Meski persoalan tersebut dikabarkan telah diselesaikan secara kekeluargaan oleh pihak keluarga perempuan, gelombang reaksi publik justru menguat. Warga menilai persoalan ini tidak bisa dipersempit menjadi urusan privat semata, mengingat posisi kepala desa sebagai pejabat publik yang memikul tanggung jawab moral dan sosial.

“Kalau benar ada pengakuan tertulis, ini bukan lagi isu personal. Ini menyangkut etika jabatan dan kepercayaan masyarakat,” ujar salah satu warga yang meminta identitasnya dirahasiakan.

Tekanan Publik: Jangan Hanya Diam

Hingga kini, belum ada pernyataan resmi dari pihak Kecamatan Ukui maupun Pemerintah Kabupaten Pelalawan terkait langkah konkret yang akan diambil. Sikap diam ini justru memicu tanda tanya besar di tengah masyarakat: apakah ada pembiaran terhadap dugaan pelanggaran etika oleh pejabat publik?

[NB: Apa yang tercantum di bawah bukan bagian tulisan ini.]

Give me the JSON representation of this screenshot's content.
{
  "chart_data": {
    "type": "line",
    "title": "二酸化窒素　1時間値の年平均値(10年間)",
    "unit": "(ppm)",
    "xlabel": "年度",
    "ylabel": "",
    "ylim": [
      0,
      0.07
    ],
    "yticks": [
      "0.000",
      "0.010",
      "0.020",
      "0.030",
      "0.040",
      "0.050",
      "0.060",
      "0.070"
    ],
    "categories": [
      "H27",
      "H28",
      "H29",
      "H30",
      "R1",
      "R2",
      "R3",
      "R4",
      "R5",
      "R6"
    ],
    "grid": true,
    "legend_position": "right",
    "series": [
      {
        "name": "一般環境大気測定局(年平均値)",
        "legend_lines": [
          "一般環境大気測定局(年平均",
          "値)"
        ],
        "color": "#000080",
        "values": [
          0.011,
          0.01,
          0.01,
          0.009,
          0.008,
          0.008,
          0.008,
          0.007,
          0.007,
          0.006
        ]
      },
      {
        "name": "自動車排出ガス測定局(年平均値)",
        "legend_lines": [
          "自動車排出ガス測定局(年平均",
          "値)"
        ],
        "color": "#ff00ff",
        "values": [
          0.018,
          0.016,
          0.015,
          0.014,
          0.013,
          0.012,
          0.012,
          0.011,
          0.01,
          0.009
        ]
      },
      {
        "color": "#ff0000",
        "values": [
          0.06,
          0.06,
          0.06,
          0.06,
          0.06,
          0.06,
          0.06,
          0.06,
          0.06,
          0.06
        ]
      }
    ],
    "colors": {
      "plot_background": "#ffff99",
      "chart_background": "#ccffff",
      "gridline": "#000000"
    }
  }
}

Secara hukum, kepala desa terikat pada ketentuan Undang-Undang Nomor 6 Tahun 2014 tentang Desa, khususnya:

Pasal 26 ayat (4): Kepala desa wajib memegang teguh dan mengamalkan Pancasila, melaksanakan UUD 1945, serta menjaga etika dan norma dalam kehidupan masyarakat.

Pasal 27 huruf b: Kepala desa wajib menjaga norma dan etika dalam penyelenggaraan pemerintahan desa.

Apabila terbukti melanggar, sanksi dapat mengacu pada: Pasal 28 Kepala desa dapat dikenai sanksi administratif hingga pemberhentian.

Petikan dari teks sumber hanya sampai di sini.